In this test, SearchBench generated wordlists based on words extracted from actual content on the website being tested. As a result, many of the queries returned actual results, visible in the performance slowdown above.
Some hard numbers from the above test:
| Total tests | 3 |
| Searches per test | 100 |
| Total time | 71.5365 seconds |
| Average time per test | 23.8455 seconds |
| Average time per query | 0.23845 seconds |
| Longest query | 0.66174 seconds |
| Shortest query | 0.12636 seconds |

Thanks to SearchBench, the queries used in this test are identical to the queries used in the previous Xapian test, offering a more precise comparison between the two search solutions. There is an apparent slowdown in Drupal core powered searches when they return actual results. Much of this slow down is likely due to the creation of temporary tables, an issue that has been significantly improved in Drupal 6. This functionality is being back ported to Drupal 5 as an optional patch on which I plan to run additional benchmarks.
Some hard numbers from the above test:
| Total tests | 3 |
| Searches per test | 100 |
| Total time | 433.8613 seconds |
| Average time per test | 144.6204 seconds |
| Average time per query | 1.44620 seconds |
| Longest query | 4.90253 seconds |
| Shortest query | 0.11557 seconds |
The raw search data from the above benchmarks can be found in this Gnumeric spreadsheet.
There are many more benchmarks planned, as detailed in my earlier blog posting. SearchBench is being developed as a tool to better understand search performance and scalability. Tag1 Consulting is focused on defining solid recommendations and best practices for obtaining optimal performance from LAMP-powered search solutions, and on continuing to improve Drupal's scalability.


Twitter
RSS
Comments
Some thoughts
Very interesting - it certainly shows the importance of benchmarking the cases you actually care about!
I've not looked at the details of how Drupal uses Xapian or how its core search works, but my first guess as to why Xapian returns more results would be that perhaps stemming is used there but not with the core search. Second guess would be different tokenisation - i.e. different definitions of what a word is.

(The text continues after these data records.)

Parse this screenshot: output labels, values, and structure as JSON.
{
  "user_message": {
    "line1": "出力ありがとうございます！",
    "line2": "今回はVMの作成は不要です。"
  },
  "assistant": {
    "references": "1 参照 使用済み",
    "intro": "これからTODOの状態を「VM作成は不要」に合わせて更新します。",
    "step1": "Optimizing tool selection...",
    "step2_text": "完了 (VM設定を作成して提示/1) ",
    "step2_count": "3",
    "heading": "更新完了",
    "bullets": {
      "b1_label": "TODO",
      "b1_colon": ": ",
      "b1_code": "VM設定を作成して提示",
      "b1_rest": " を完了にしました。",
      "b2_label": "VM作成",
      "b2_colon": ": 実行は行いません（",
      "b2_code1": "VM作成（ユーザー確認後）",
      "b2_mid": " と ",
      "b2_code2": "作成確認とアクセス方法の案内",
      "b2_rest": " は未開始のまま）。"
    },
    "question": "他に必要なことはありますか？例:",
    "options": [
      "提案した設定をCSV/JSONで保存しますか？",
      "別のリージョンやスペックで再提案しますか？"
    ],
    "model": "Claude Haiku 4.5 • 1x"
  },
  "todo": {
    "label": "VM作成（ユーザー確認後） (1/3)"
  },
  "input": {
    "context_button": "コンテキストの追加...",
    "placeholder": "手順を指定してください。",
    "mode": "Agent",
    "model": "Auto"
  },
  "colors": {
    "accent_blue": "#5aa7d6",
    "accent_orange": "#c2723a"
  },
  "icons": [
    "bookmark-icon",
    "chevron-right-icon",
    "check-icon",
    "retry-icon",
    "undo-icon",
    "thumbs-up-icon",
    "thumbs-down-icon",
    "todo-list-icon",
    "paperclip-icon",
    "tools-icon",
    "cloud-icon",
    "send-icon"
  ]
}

If you want to tune Xapian indexing performance, setting XAPIAN_FLUSH_THRESHOLD in the environment to a larger value will speed things up if you've enough RAM - this tells Xapian how many documents to index before automatically flushing changes (default is 10000 currently, which is very conservative - on beefy machines, 1000000 (a million) or more is plausible, though it depends on the number of terms per document).
There aren't really tuning knobs for search performance, but if you compact the database first (using xapian-compact) that should speed things up a bit.
And if you're looking for even more things to profile, it would be interesting to see how Xapian's "under development" chert backend compares. This knocks about 44% off the size of the postlist table (the one most heavily used during searches) for gmane compared to the flint backend in 1.0.6. If you want to try it, snapshot tarballs are at http://oligarchy.co.uk/xapian/trunk/ and you need to set environmental variable XAPIAN_PREFER_CHERT to a non-empty value to get it used by default.
thanks for the feedback!
Yes, I believe you are correct here. The next chance I get to run more tests, I intend to confirm this theory.
I've not spent much time performance tuning Xapian yet, however it does not seem to me that this variable will affect PHP when using a local database, as I was. My understanding is that the PHP bindings will tell Xapian to flush from RAM each time we unset the database variable. You can control how many documents you index before flushing with the Xapian module on the Xapian settings page. (There was an old bug with the module where it was flushing for each and every document, and indexing performance was obviously horrid! This has long since been fixed.)
Perhaps this environment variable will affect things when using a remote search database with xapian-tcpserv?
I'll run some benchmarks and see how much effect compacting the tables has on performance. Thanks for the tip!
That sounds very interesting. Yes, I'll plan to test that out too. Again, thanks for the helpful suggestions!
stemming
Actually, Drupal.org is using the Porter Stemmer module for core search.
stemming
Xapian uses the English (or "Porter2") stemmer from Snowball - perhaps Drupal's "Porter stemmer" is the algorithm as described in Martin Porter's original paper (which Snowball calls Porter).
I think that "skies" is an example treated differently - the original Porter stemmer producing "ski", Porter2 producing
"sky".
stemming
Actually, I should probably clarify that - Xapian has both available, but if you ask for "en" or "english" then you get Porter2 since it generally does a better job...